(Bloomberg) -- It’s a landmark day for Treasuries, with concern about the latest Covid variant putting the market on course for its biggest rally since the early months of the pandemic.
The advance drove down the yield on the 10-year note down by as much as 15.1 basis points to 1.483% as investors piled into haven assets. Even after paring its move slightly, the yield remained on course for its biggest one-day fall since March 2020.
Poor post-holiday liquidity in Treasuries appears to have amplified the move, along with widespread positioning in favor of a monetary policy shift in the opposite direction. Two- and five-year yields reached their highest levels of the pandemic on Wednesday, providing increased scope for Friday’s post-Thanksgiving turnaround.
“I’d imagine that thin markets are only exacerbating the sell-off in risk assets and rally in safe havens,” said Zachary Griffiths, rates strategist at Wells Fargo Securities. “It remains to be seen how much of a global impact the new variant may have, but if there is another big outbreak resulting in more restrictive measures by governments across the globe, it may delay the more hawkish central bank policy currently priced in by front-end markets.”
On Thursday, economists at Goldman Sachs Group Inc., said they expect the Federal Reserve will move faster than expected in their tapering of monetary policies, as inflationary pressures build.
The central bank will double the pace it’s withdrawing its massive asset purchase program to $30 billion a month from January and start raising interest rates from near zero in June, the economists led by Jan Hatzius said in a report to clients on Thursday.
Rate hikes will occur in September and December, and again twice in 2023, the economists said, revising their previous forecast of a hike in July and November.
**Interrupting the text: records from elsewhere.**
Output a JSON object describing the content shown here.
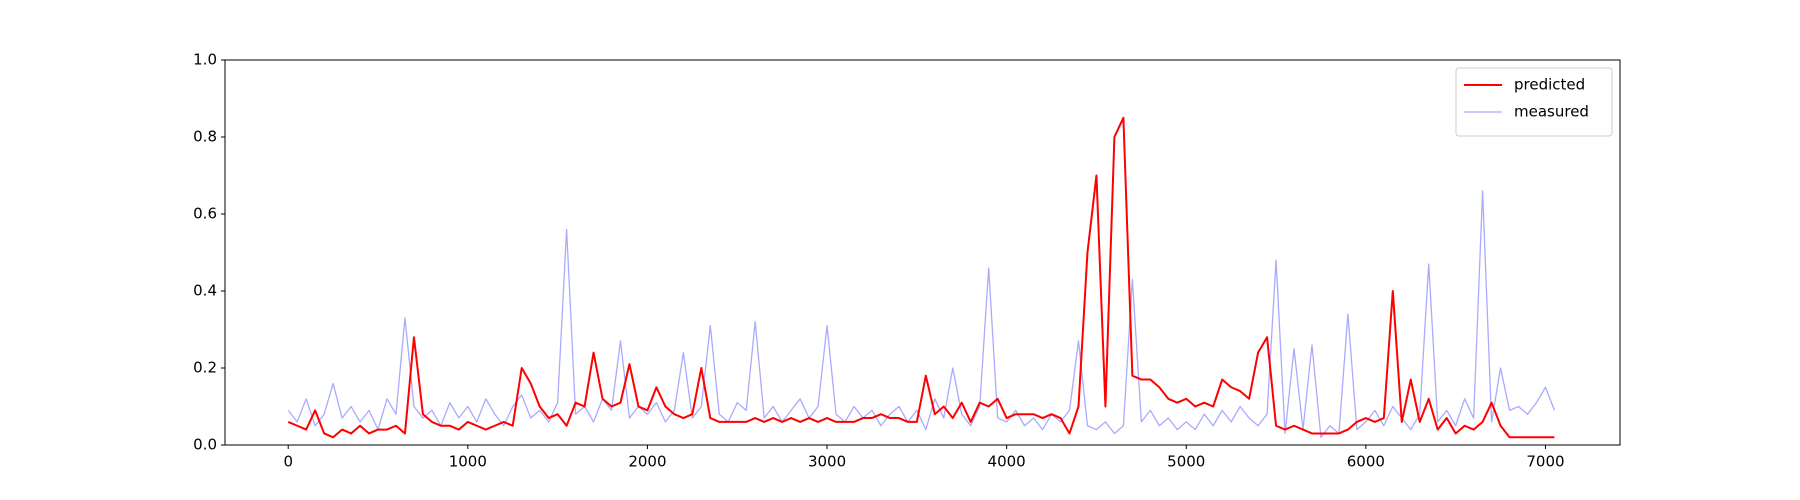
{
  "chart_data": {
    "type": "line",
    "x": [
      0,
      50,
      100,
      150,
      200,
      250,
      300,
      350,
      400,
      450,
      500,
      550,
      600,
      650,
      700,
      750,
      800,
      850,
      900,
      950,
      1000,
      1050,
      1100,
      1150,
      1200,
      1250,
      1300,
      1350,
      1400,
      1450,
      1500,
      1550,
      1600,
      1650,
      1700,
      1750,
      1800,
      1850,
      1900,
      1950,
      2000,
      2050,
      2100,
      2150,
      2200,
      2250,
      2300,
      2350,
      2400,
      2450,
      2500,
      2550,
      2600,
      2650,
      2700,
      2750,
      2800,
      2850,
      2900,
      2950,
      3000,
      3050,
      3100,
      3150,
      3200,
      3250,
      3300,
      3350,
      3400,
      3450,
      3500,
      3550,
      3600,
      3650,
      3700,
      3750,
      3800,
      3850,
      3900,
      3950,
      4000,
      4050,
      4100,
      4150,
      4200,
      4250,
      4300,
      4350,
      4400,
      4450,
      4500,
      4550,
      4600,
      4650,
      4700,
      4750,
      4800,
      4850,
      4900,
      4950,
      5000,
      5050,
      5100,
      5150,
      5200,
      5250,
      5300,
      5350,
      5400,
      5450,
      5500,
      5550,
      5600,
      5650,
      5700,
      5750,
      5800,
      5850,
      5900,
      5950,
      6000,
      6050,
      6100,
      6150,
      6200,
      6250,
      6300,
      6350,
      6400,
      6450,
      6500,
      6550,
      6600,
      6650,
      6700,
      6750,
      6800,
      6850,
      6900,
      6950,
      7000,
      7050
    ],
    "series": [
      {
        "name": "predicted",
        "color": "#ff0000",
        "values": [
          0.06,
          0.05,
          0.04,
          0.09,
          0.03,
          0.02,
          0.04,
          0.03,
          0.05,
          0.03,
          0.04,
          0.04,
          0.05,
          0.03,
          0.28,
          0.08,
          0.06,
          0.05,
          0.05,
          0.04,
          0.06,
          0.05,
          0.04,
          0.05,
          0.06,
          0.05,
          0.2,
          0.16,
          0.1,
          0.07,
          0.08,
          0.05,
          0.11,
          0.1,
          0.24,
          0.12,
          0.1,
          0.11,
          0.21,
          0.1,
          0.09,
          0.15,
          0.1,
          0.08,
          0.07,
          0.08,
          0.2,
          0.07,
          0.06,
          0.06,
          0.06,
          0.06,
          0.07,
          0.06,
          0.07,
          0.06,
          0.07,
          0.06,
          0.07,
          0.06,
          0.07,
          0.06,
          0.06,
          0.06,
          0.07,
          0.07,
          0.08,
          0.07,
          0.07,
          0.06,
          0.06,
          0.18,
          0.08,
          0.1,
          0.07,
          0.11,
          0.06,
          0.11,
          0.1,
          0.12,
          0.07,
          0.08,
          0.08,
          0.08,
          0.07,
          0.08,
          0.07,
          0.03,
          0.1,
          0.5,
          0.7,
          0.1,
          0.8,
          0.85,
          0.18,
          0.17,
          0.17,
          0.15,
          0.12,
          0.11,
          0.12,
          0.1,
          0.11,
          0.1,
          0.17,
          0.15,
          0.14,
          0.12,
          0.24,
          0.28,
          0.05,
          0.04,
          0.05,
          0.04,
          0.03,
          0.03,
          0.03,
          0.03,
          0.04,
          0.06,
          0.07,
          0.06,
          0.07,
          0.4,
          0.06,
          0.17,
          0.06,
          0.12,
          0.04,
          0.07,
          0.03,
          0.05,
          0.04,
          0.06,
          0.11,
          0.05,
          0.02,
          0.02,
          0.02,
          0.02,
          0.02,
          0.02
        ]
      },
      {
        "name": "measured",
        "color": "#aaaaff",
        "values": [
          0.09,
          0.06,
          0.12,
          0.05,
          0.08,
          0.16,
          0.07,
          0.1,
          0.06,
          0.09,
          0.04,
          0.12,
          0.08,
          0.33,
          0.1,
          0.07,
          0.09,
          0.05,
          0.11,
          0.07,
          0.1,
          0.06,
          0.12,
          0.08,
          0.05,
          0.1,
          0.13,
          0.07,
          0.09,
          0.06,
          0.11,
          0.56,
          0.08,
          0.1,
          0.06,
          0.12,
          0.09,
          0.27,
          0.07,
          0.1,
          0.08,
          0.11,
          0.06,
          0.09,
          0.24,
          0.07,
          0.1,
          0.31,
          0.08,
          0.06,
          0.11,
          0.09,
          0.32,
          0.07,
          0.1,
          0.06,
          0.09,
          0.12,
          0.07,
          0.1,
          0.31,
          0.08,
          0.06,
          0.1,
          0.07,
          0.09,
          0.05,
          0.08,
          0.1,
          0.06,
          0.09,
          0.04,
          0.12,
          0.07,
          0.2,
          0.08,
          0.05,
          0.1,
          0.46,
          0.07,
          0.06,
          0.09,
          0.05,
          0.07,
          0.04,
          0.08,
          0.06,
          0.09,
          0.27,
          0.05,
          0.04,
          0.06,
          0.03,
          0.05,
          0.43,
          0.06,
          0.09,
          0.05,
          0.07,
          0.04,
          0.06,
          0.04,
          0.08,
          0.05,
          0.09,
          0.06,
          0.1,
          0.07,
          0.05,
          0.08,
          0.48,
          0.03,
          0.25,
          0.04,
          0.26,
          0.02,
          0.05,
          0.03,
          0.34,
          0.04,
          0.06,
          0.09,
          0.05,
          0.1,
          0.07,
          0.04,
          0.08,
          0.47,
          0.06,
          0.09,
          0.05,
          0.12,
          0.07,
          0.66,
          0.06,
          0.2,
          0.09,
          0.1,
          0.08,
          0.11,
          0.15,
          0.09
        ]
      }
    ],
    "xlim": [
      -352,
      7415
    ],
    "xticks": [
      0,
      1000,
      2000,
      3000,
      4000,
      5000,
      6000,
      7000
    ],
    "ylim": [
      0,
      1
    ],
    "yticks": [
      {
        "value": 0,
        "label": "0.0"
      },
      0.2,
      0.4,
      0.6,
      0.8,
      {
        "value": 1,
        "label": "1.0"
      }
    ],
    "legend": "upper right"
  }
}
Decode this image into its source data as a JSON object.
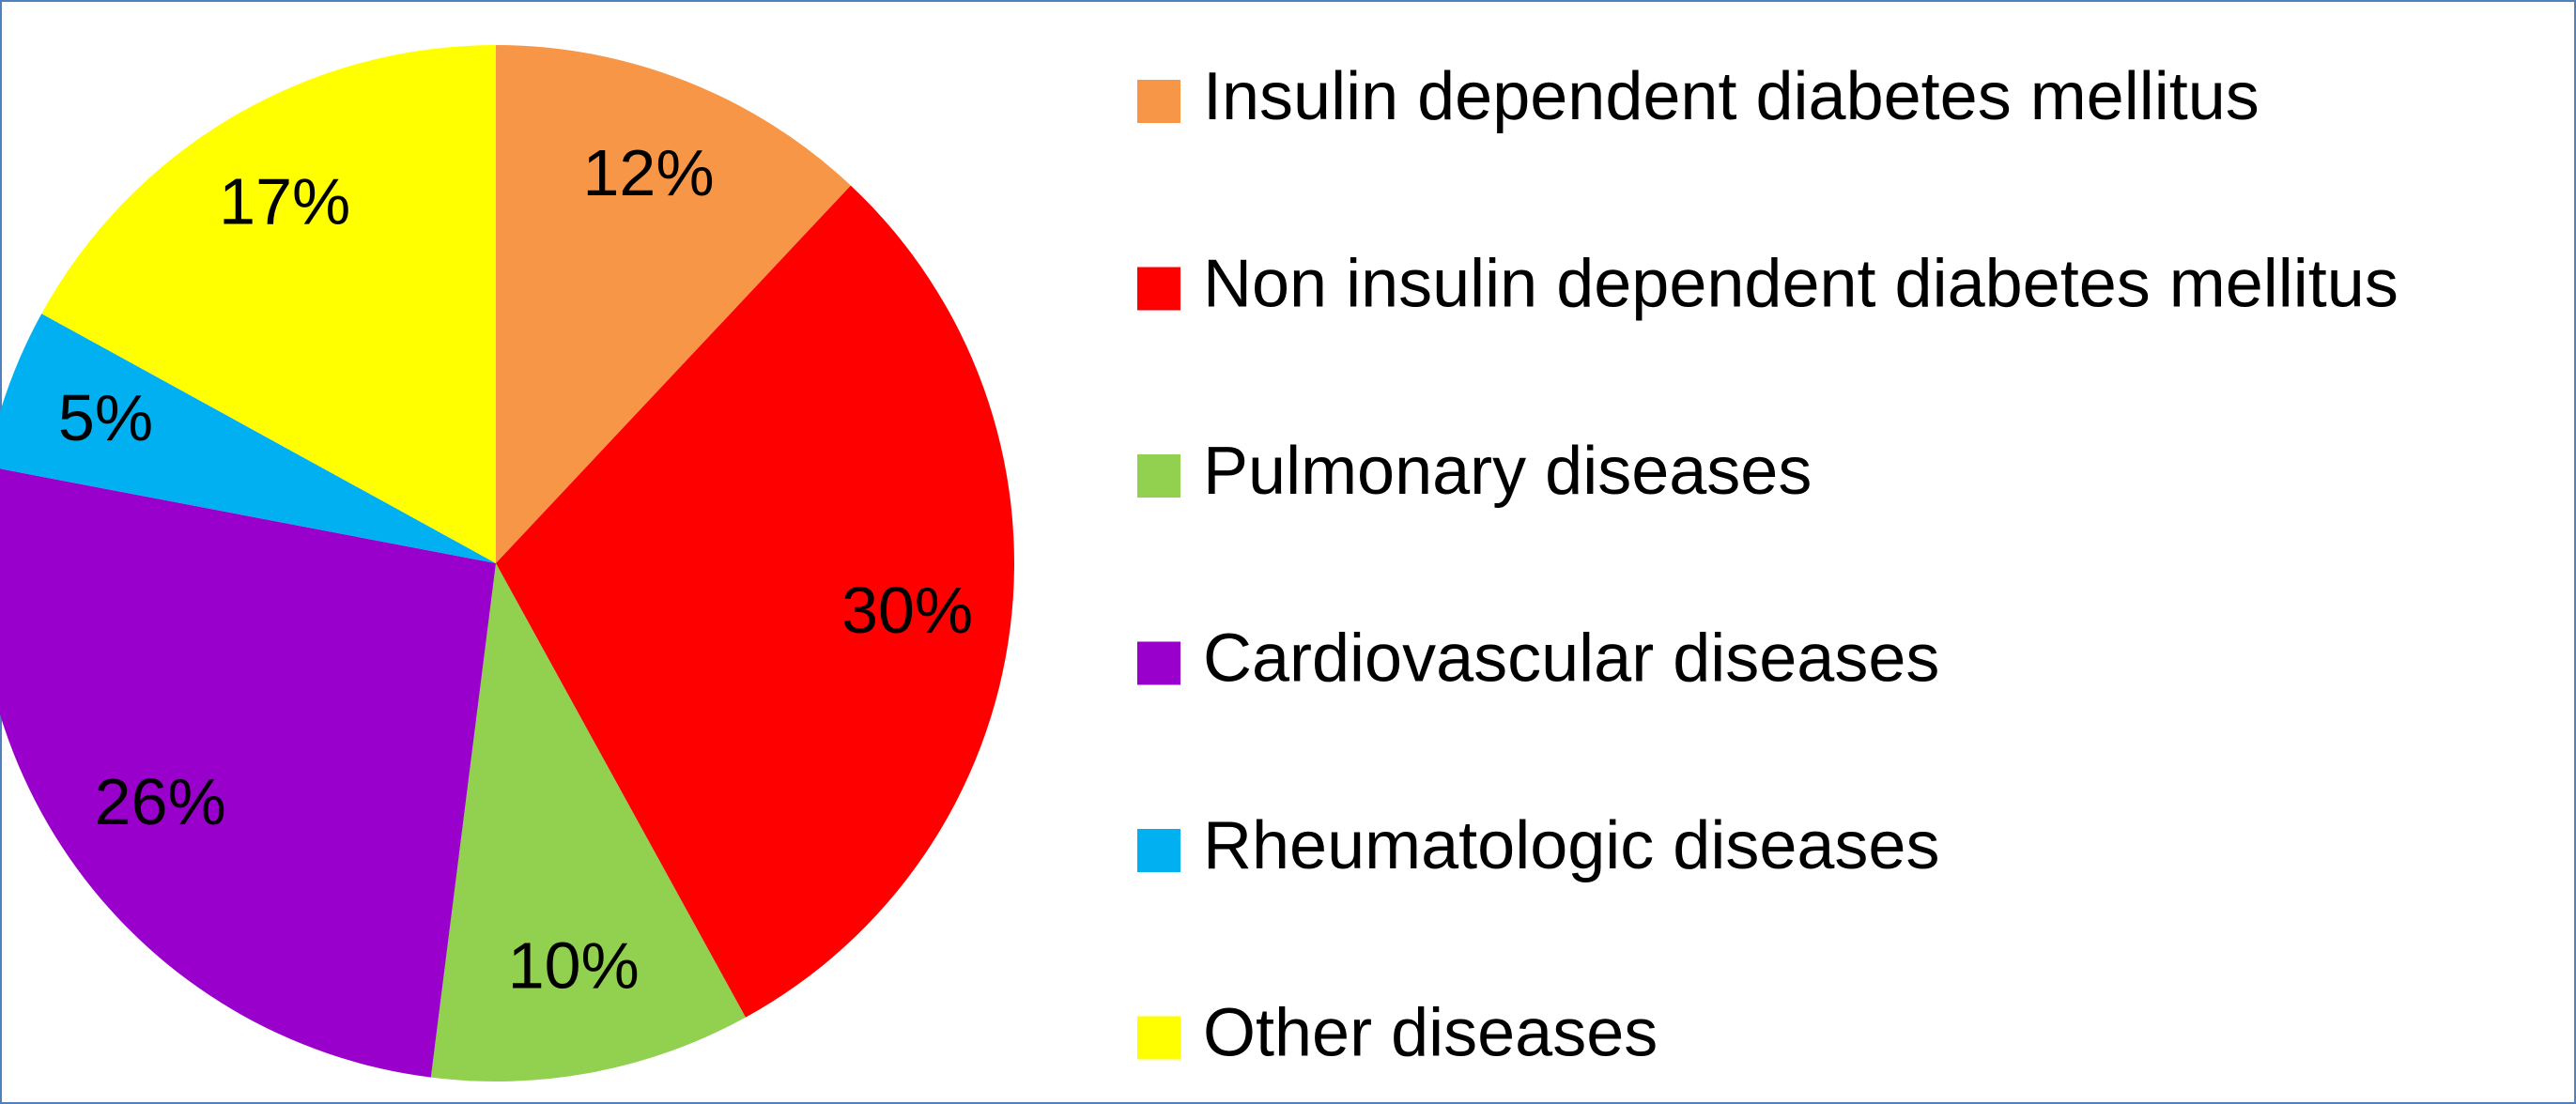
{
  "chart_data": {
    "type": "pie",
    "categories": [
      "Insulin dependent diabetes mellitus",
      "Non insulin dependent diabetes mellitus",
      "Pulmonary diseases",
      "Cardiovascular diseases",
      "Rheumatologic diseases",
      "Other diseases"
    ],
    "values": [
      12,
      30,
      10,
      26,
      5,
      17
    ],
    "value_labels": [
      "12%",
      "30%",
      "10%",
      "26%",
      "5%",
      "17%"
    ],
    "colors": [
      "#f79646",
      "#ff0000",
      "#92d050",
      "#9900cc",
      "#00b0f0",
      "#ffff00"
    ],
    "legend": "right"
  }
}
Meanwhile, traders on Friday pushed back the timing of a first 25-basis-point rate increase by the Fed to September from June, while briefly pricing out any more hikes until 2023.
The pain is being felt across global markets, hitting equity benchmarks, emerging-market stocks and bonds, and the Bloomberg dollar index. The new strain, identified in South Africa and also discovered in two travelers to Hong Kong is sparking fear of another resurgence. The number of cases linked to the new variant is about 100 in South Africa.
The news is “a harsh reminder that we are still dealing with a pandemic that is not completely under control,” Griffiths said.